After successful thrombolysis, a high-grade stenosis at 24-hour angiography is strongly predictive of reocclusion and is often believed to result in high reinfarction rates. However, routine angioplasty did not reduce death or reinfarction in past trials. Systematic angiographic follow-up shows that reocclusion often occurs without clinical reinfarction. This study investigates whether the increased risk for reocclusion associated with a high-grade lesion translates into impaired clinical outcome.


In the ischemia-guided Antithrombotics in the Prevention of Reocclusion in COronary Thrombolysis (APRICOT-1) trial, 240 patients with ST-elevation MI who had an open infarct artery 24 hours after thrombolysis had 3-month repeat angiography to assess reocclusion, with clinical follow-up at 3 months and 3 years.

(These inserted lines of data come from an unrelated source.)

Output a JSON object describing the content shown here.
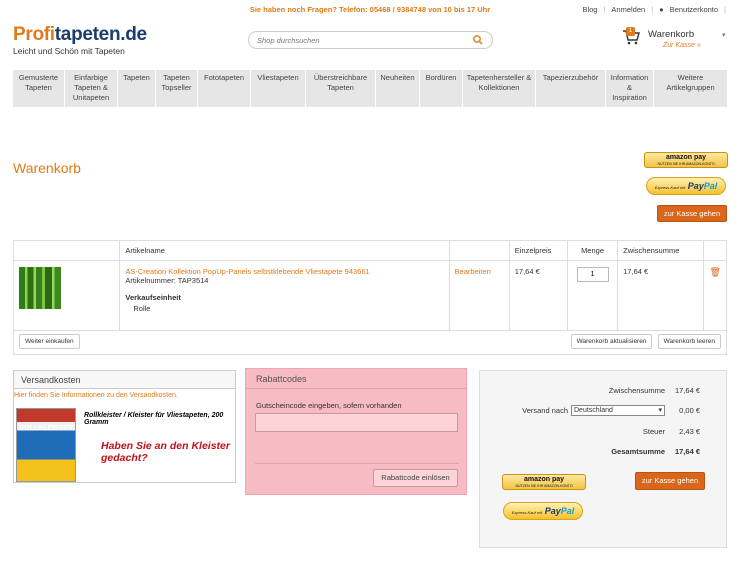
{
  "topbar": {
    "message": "Sie haben noch Fragen? Telefon: 05468 / 9384748 von 10 bis 17 Uhr",
    "blog": "Blog",
    "login": "Anmelden",
    "account": "Benutzerkonto"
  },
  "brand": {
    "logo_part1": "Profi",
    "logo_part2": "tapeten.de",
    "tagline": "Leicht und Schön mit Tapeten",
    "accent": "#e07b1a"
  },
  "search": {
    "placeholder": "Shop durchsuchen"
  },
  "minicart": {
    "title": "Warenkorb",
    "link": "Zur Kasse »",
    "count": "1"
  },
  "nav": {
    "items": [
      {
        "label": "Gemusterte Tapeten"
      },
      {
        "label": "Einfarbige Tapeten & Unitapeten"
      },
      {
        "label": "Tapeten"
      },
      {
        "label": "Tapeten Topseller"
      },
      {
        "label": "Fototapeten"
      },
      {
        "label": "Vliestapeten"
      },
      {
        "label": "Überstreichbare Tapeten"
      },
      {
        "label": "Neuheiten"
      },
      {
        "label": "Bordüren"
      },
      {
        "label": "Tapetenhersteller & Kollektionen"
      },
      {
        "label": "Tapezierzubehör"
      },
      {
        "label": "Information & Inspiration"
      },
      {
        "label": "Weitere Artikelgruppen"
      }
    ]
  },
  "page": {
    "title": "Warenkorb"
  },
  "payment": {
    "amazon_label": "amazon pay",
    "amazon_sub": "NUTZEN SIE IHR AMAZON-KONTO",
    "paypal_express": "Express-Kauf mit",
    "paypal_pay": "Pay",
    "paypal_pal": "Pal",
    "checkout": "zur Kasse gehen"
  },
  "table": {
    "headers": {
      "article": "Artikelname",
      "unit_price": "Einzelpreis",
      "qty": "Menge",
      "subtotal": "Zwischensumme"
    },
    "item": {
      "name": "AS-Creation Kollektion PopUp-Panels selbstklebende Vliestapete 943661",
      "sku": "Artikelnummer: TAP3514",
      "unit_label": "Verkaufseinheit",
      "unit_value": "Rolle",
      "edit": "Bearbeiten",
      "price": "17,64 €",
      "qty": "1",
      "subtotal": "17,64 €"
    },
    "continue": "Weiter einkaufen",
    "update": "Warenkorb aktualisieren",
    "empty": "Warenkorb leeren"
  },
  "shipping": {
    "title": "Versandkosten",
    "note": "Hier finden Sie Informationen zu den Versandkosten.",
    "product_pack": "ROLLKLEISTER",
    "product_title": "Rollkleister / Kleister für Vliestapeten, 200 Gramm",
    "question": "Haben Sie an den Kleister gedacht?"
  },
  "coupon": {
    "title": "Rabattcodes",
    "label": "Gutscheincode eingeben, sofern vorhanden",
    "button": "Rabattcode einlösen"
  },
  "summary": {
    "subtotal_label": "Zwischensumme",
    "subtotal": "17,64 €",
    "shipping_label": "Versand nach",
    "country": "Deutschland",
    "shipping": "0,00 €",
    "tax_label": "Steuer",
    "tax": "2,43 €",
    "total_label": "Gesamtsumme",
    "total": "17,64 €"
  }
}
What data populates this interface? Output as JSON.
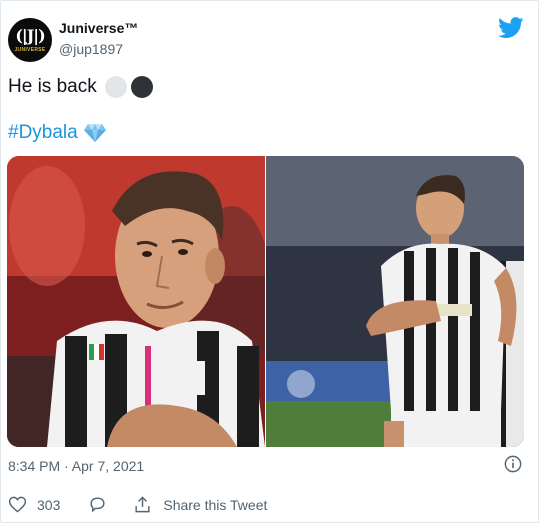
{
  "author": {
    "name": "Juniverse™",
    "handle": "@jup1897",
    "avatar_text": "JUNIVERSE",
    "avatar_icon": "juventus-j-logo"
  },
  "tweet": {
    "text": "He is back",
    "emojis": [
      "white-circle",
      "black-circle"
    ],
    "hashtag": "#Dybala",
    "hashtag_emoji": "gem-stone"
  },
  "media": {
    "photos": [
      {
        "icon": "player-photo-closeup",
        "description_colors": [
          "#b62a2a",
          "#1f1f1f",
          "#f2f2f2"
        ]
      },
      {
        "icon": "player-photo-celebration",
        "description_colors": [
          "#3a4152",
          "#4f7d3a",
          "#f2f2f2"
        ]
      }
    ]
  },
  "timestamp": "8:34 PM · Apr 7, 2021",
  "actions": {
    "likes": "303",
    "share_label": "Share this Tweet"
  },
  "colors": {
    "accent": "#1b95e0",
    "twitter_blue": "#1da1f2",
    "muted": "#536471"
  }
}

On the basis of the optimal discriminative stenosis severity, the reocclusion rate was 40% (47/118) in patients with a high-grade residual stenosis and 16% (20/122) in patients with a low-medium-grade lesion (risk ratio [RR], 2.43; 95% CI, 1.54-3.84; P <.01). Three-month death and reinfarction rates did not differ: 6% (7/118) versus 9% (11/122; RR, 0.66; 95% CI, 0.26-1.64; P = not significant). Systematic angiographic follow-up revealed that reocclusion of a high-grade lesion occurred in the absence of clinical reinfarction in 85% (40/47) of patients, as compared with 45% (9/20) in patients with a low-medium-grade stenosis (RR, 1.89; 95% CI, 1.15-3.12; P <.01). Despite an independent association with reocclusion, a high-grade stenosis was not predictive of either short- or long-term death and reinfarction.


After successful thrombolysis and adopting an ischemia-guided revascularization strategy, patients with a high-grade stenosis experience death/reinfarction rates similar to that of patients with a low-medium-grade lesion. This is true despite a 2- to 3-fold higher risk for reocclusion. The finding that reocclusion of a high-grade lesion often occurs without clinical reinfarction explains the absence of a relationship between a severe stenosis and death/reinfarction. Appreciation of these observations may contribute to an optimal design of a future randomized trial to re-evaluate the impact of a routine invasive strategy.